Hi internals!
I am currently developing a Zend extension. Because the Zend MM leak
reports are not really useful sometimes, I switched the memory manager
off with the environment variable USE_ZEND_ALLOC=0, so that I can use
valgrind.
Right now I have found some kind of memory leak. You can use every
script which has an exit()-call to reproduce this leak. For example:
<?php exit("Memory leak example.\n"); ?>
If you run this PHP script with valgrind, it will report some ugly
memory leak:
valgrind version: valgrind-3.6.0.SVN-Debian
PHP Version: 5.4.10 (debug)
Configure options: --disable-all --disable-cgi --enable-debug
Command: export USE_ZEND_ALLOC=0 && valgrind --leak-check=full
php-5.4.10-debug test.php
Report:
==5693== HEAP SUMMARY:
==5693== in use at exit: 420 bytes in 4 blocks
==5693== total heap usage: 8,355 allocs, 8,351 frees, 2,503,705 bytes
allocated
==5693==
==5693== 420 (240 direct, 180 indirect) bytes in 1 blocks are definitely
lost in loss record 4 of
==5693== at 0x4C244E8: malloc (vg_replace_malloc.c:236)
==5693== by 0x5E08C4: _emalloc (zend_alloc.c:2423)
==5693== by 0x5C11C3: compile_file (zend_language_scanner.l:551)
==5693== by 0x617311: zend_execute_scripts (zend.c:1301)
==5693== by 0x58A22F: php_execute_script (main.c:2482)
==5693== by 0x768967: do_cli (php_cli.c:988)
==5693== by 0x76987C: main (php_cli.c:1364)
==5693==
==5693== LEAK SUMMARY:
==5693== definitely lost: 240 bytes in 1 blocks
==5693== indirectly lost: 180 bytes in 3 blocks
==5693== possibly lost: 0 bytes in 0 blocks
==5693== still reachable: 0 bytes in 0 blocks
==5693== suppressed: 0 bytes in 0 blocks
When the Zend memory manager is turned on, everything is fine. Is this
behavior intended?
Thanks in advance,
Pascal
When the Zend memory manager is turned on, everything is fine. Is this
behavior intended?
We do have some intentional leaks where we rely on the pool allocator to
wipe things at the end of a request. So I am less concerned about things
you see at request termination than I would be if you found one mid-request.
-Rasmus
Hi internals!
I am currently developing a Zend extension. Because the Zend MM leak reports are not really useful sometimes, I switched the memory manager off with the environment variable USE_ZEND_ALLOC=0, so that I can use valgrind.

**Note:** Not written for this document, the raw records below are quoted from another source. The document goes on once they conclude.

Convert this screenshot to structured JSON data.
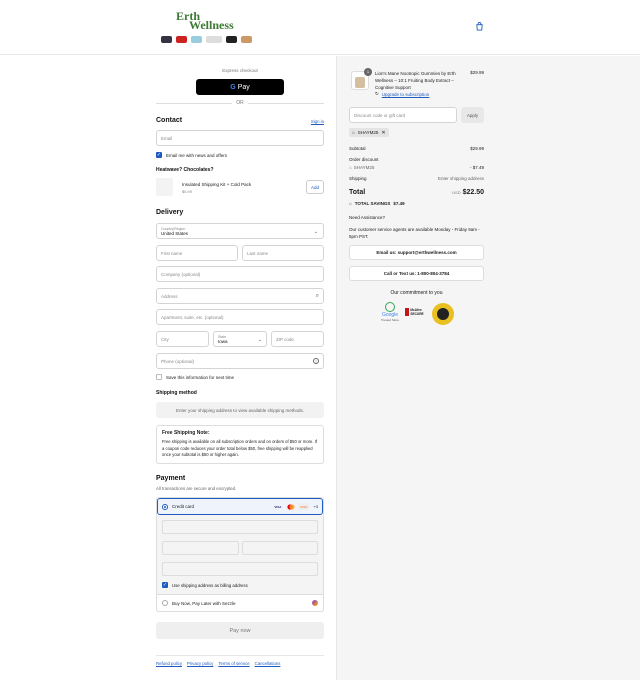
{
  "brand": {
    "logo_line1": "Erth",
    "logo_line2": "Wellness"
  },
  "checkout": {
    "express_label": "Express checkout",
    "gpay_label": "Pay",
    "or_label": "OR",
    "contact_heading": "Contact",
    "sign_in": "Sign in",
    "email_placeholder": "Email",
    "email_news_label": "Email me with news and offers",
    "upsell_heading": "Heatwave? Chocolates?",
    "upsell_item": "Insulated Shipping Kit + Cold Pack",
    "upsell_price": "$5.99",
    "upsell_add": "Add",
    "delivery_heading": "Delivery",
    "country_label": "Country/Region",
    "country_value": "United States",
    "first_name": "First name",
    "last_name": "Last name",
    "company": "Company (optional)",
    "address": "Address",
    "apartment": "Apartment, suite, etc. (optional)",
    "city": "City",
    "state_label": "State",
    "state_value": "Iowa",
    "zip": "ZIP code",
    "phone": "Phone (optional)",
    "save_info": "Save this information for next time",
    "shipping_method_heading": "Shipping method",
    "shipping_method_msg": "Enter your shipping address to view available shipping methods.",
    "free_ship_title": "Free Shipping Note:",
    "free_ship_body": "Free shipping is available on all subscription orders and on orders of $50 or more. If a coupon code reduces your order total below $50, free shipping will be reapplied once your subtotal is $50 or higher again.",
    "payment_heading": "Payment",
    "payment_sub": "All transactions are secure and encrypted.",
    "credit_card": "Credit card",
    "cards": [
      "VISA",
      "MC",
      "DISC"
    ],
    "more_cards": "+3",
    "billing_same": "Use shipping address as billing address",
    "sezzle": "Buy Now, Pay Later with Sezzle",
    "pay_now": "Pay now",
    "footer_links": [
      "Refund policy",
      "Privacy policy",
      "Terms of service",
      "Cancellations"
    ]
  },
  "summary": {
    "qty": "1",
    "product_name": "Lion's Mane Nootropic Gummies by Erth Wellness – 10:1 Fruiting Body Extract – Cognitive Support",
    "product_price": "$29.99",
    "upgrade": "Upgrade to subscription",
    "discount_placeholder": "Discount code or gift card",
    "apply": "Apply",
    "code_chip": "SHAYM25",
    "subtotal_label": "Subtotal",
    "subtotal": "$29.99",
    "order_discount_label": "Order discount",
    "discount_code": "SHAYM25",
    "discount_amount": "- $7.49",
    "shipping_label": "Shipping",
    "shipping_value": "Enter shipping address",
    "total_label": "Total",
    "currency": "USD",
    "total": "$22.50",
    "savings_label": "TOTAL SAVINGS",
    "savings": "$7.49",
    "assist_heading": "Need Assistance?",
    "assist_body": "Our customer service agents are available Monday - Friday 9am - 5pm PST.",
    "email_btn": "Email us: support@erthwellness.com",
    "call_btn": "Call or Text us: 1-800-804-3784",
    "commitment": "Our commitment to you",
    "google_badge": "Google",
    "google_sub": "Trusted Store",
    "mcafee_badge": "McAfee SECURE"
  }
}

Right now I have found some kind of memory leak. You can use every script which has an exit()-call to reproduce this leak. For example:
<?php exit("Memory leak example.\n"); ?>
If you run this PHP script with valgrind, it will report some ugly memory leak:
valgrind version: valgrind-3.6.0.SVN-Debian
PHP Version: 5.4.10 (debug)
Configure options: --disable-all --disable-cgi --enable-debugCommand: export USE_ZEND_ALLOC=0 && valgrind --leak-check=full php-5.4.10-debug test.php
Report:
==5693== HEAP SUMMARY:
==5693== in use at exit: 420 bytes in 4 blocks
==5693== total heap usage: 8,355 allocs, 8,351 frees, 2,503,705 bytes allocated
==5693==
==5693== 420 (240 direct, 180 indirect) bytes in 1 blocks are definitely lost in loss record 4 of
==5693== at 0x4C244E8: malloc (vg_replace_malloc.c:236)
==5693== by 0x5E08C4: _emalloc (zend_alloc.c:2423)
==5693== by 0x5C11C3: compile_file (zend_language_scanner.l:551)
==5693== by 0x617311: zend_execute_scripts (zend.c:1301)
==5693== by 0x58A22F: php_execute_script (main.c:2482)
==5693== by 0x768967: do_cli (php_cli.c:988)
==5693== by 0x76987C: main (php_cli.c:1364)
==5693==
==5693== LEAK SUMMARY:
==5693== definitely lost: 240 bytes in 1 blocks
==5693== indirectly lost: 180 bytes in 3 blocks
==5693== possibly lost: 0 bytes in 0 blocks
==5693== still reachable: 0 bytes in 0 blocks
==5693== suppressed: 0 bytes in 0 blocksWhen the Zend memory manager is turned on, everything is fine. Is this behavior intended?
Yes. The implementation of exit() will not necessarily free all
allocated blocks. It therefore intentionally suppresses errors that
might come from the memory manager regarding leaks - but if you turn
off the memory manager and use valgrind - you'd see them. It's not a
problem unless you actually use PHP without the memory manager in
production, which of course you should not.